Был тогда Микулин сержантом, много раз отмеченным начальством и награжденным пограничной медалью, молодой был, проворный, трижды премию получал за задержание контрабандистов – старался, в общем. Если все вспомнить про службу в молодые годы – можно целую книгу написать.
Только будет ли эта книга интересна нынешним ребятам, украшенным татуировками и носящим на башке волосы в виде чепрачка-огрызка, перехваченного дамской резинкой, никто не знает…
Вдруг Микулин увидел енота. Раньше енота, да еще в деревне, вряд ли можно было увидеть вот так просто, собаки не дали бы ему приблизиться к дому на два километра, да и масса других помех была, а сейчас енот осмелел, решил обследовать местность и приступить к обживанию станицы.
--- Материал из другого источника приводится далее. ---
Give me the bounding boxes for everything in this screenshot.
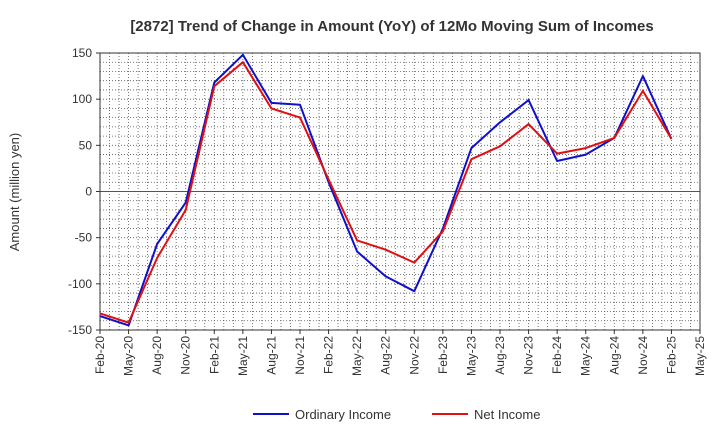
x-tick-label: Feb-23 [436, 336, 450, 374]
grid [100, 53, 700, 330]
x-tick-label: Aug-23 [493, 336, 507, 375]
y-tick-label: -150 [68, 323, 92, 337]
legend: Ordinary Income Net Income [253, 407, 540, 422]
x-tick-label: May-24 [579, 336, 593, 376]
y-tick-label: 0 [85, 185, 92, 199]
x-tick-labels: Feb-20 May-20 Aug-20 Nov-20 Feb-21 May-21 Aug-… [93, 330, 707, 376]
x-tick-label: Feb-25 [664, 336, 678, 374]
series-lines [99, 53, 673, 327]
series-line-net-income [99, 61, 673, 324]
x-tick-label: Feb-24 [550, 336, 564, 374]
x-tick-label: Nov-20 [179, 336, 193, 375]
y-tick-label: 150 [72, 46, 92, 60]
x-tick-label: Nov-21 [293, 336, 307, 375]
x-tick-label: May-25 [693, 336, 707, 376]
x-tick-label: May-21 [236, 336, 250, 376]
x-tick-label: Aug-24 [607, 336, 621, 375]
x-tick-label: Nov-23 [522, 336, 536, 375]
x-tick-label: May-20 [122, 336, 136, 376]
y-tick-labels: 150 100 50 0 -50 -100 -150 [68, 46, 100, 337]
x-tick-label: May-23 [464, 336, 478, 376]
legend-label-net-income: Net Income [474, 407, 540, 422]
chart-title: [2872] Trend of Change in Amount (YoY) o… [130, 18, 653, 35]
x-tick-label: Feb-20 [93, 336, 107, 374]
x-tick-label: Aug-21 [264, 336, 278, 375]
y-tick-label: -100 [68, 277, 92, 291]
y-tick-label: -50 [75, 231, 93, 245]
x-tick-label: Aug-20 [150, 336, 164, 375]
x-tick-label: Nov-24 [636, 336, 650, 375]
x-tick-label: Nov-22 [407, 336, 421, 375]
series-line-ordinary-income [99, 53, 673, 327]
y-tick-label: 100 [72, 92, 92, 106]
y-axis-label: Amount (million yen) [7, 133, 22, 252]
x-tick-label: May-22 [350, 336, 364, 376]
legend-label-ordinary-income: Ordinary Income [295, 407, 391, 422]
y-tick-label: 50 [79, 138, 93, 152]
x-tick-label: Feb-21 [207, 336, 221, 374]
x-tick-label: Aug-22 [379, 336, 393, 375]
x-tick-label: Feb-22 [322, 336, 336, 374]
– Ну ты и жиртрест, – проговорил Микулин укоризненно, словно бы этот отъевшийся пухлозадый толстяк был ему ровней. – Совсем у тебя шарики за ролики заехали – на человеческое жилье польстился… Я ведь сейчас тебя догоню и накажу за непотребные намерения. Понял?
Он знал, что говорил. Догнать енота было несложно. К осени они отъедаются так, что бегать могут только по прямой, а вот нырнуть куда-нибудь за угол, либо под куст и раствориться там, у них не получается – с отвисшим животом и подгибающимися от тяжести лапами они способны двигаться только прямо, никуда не сворачивая.
Микулин хлопнул в ладоши, и енот, вздрогнув, засеменил ногами в направлении, которое было ведомо только ему, он знал, где в конце концов окажется, – а очутиться енот хотел, судя по всему, в рыжеватой, шевелящейся от ветра густой чаще, где не только енот – табун лошадей может раствориться.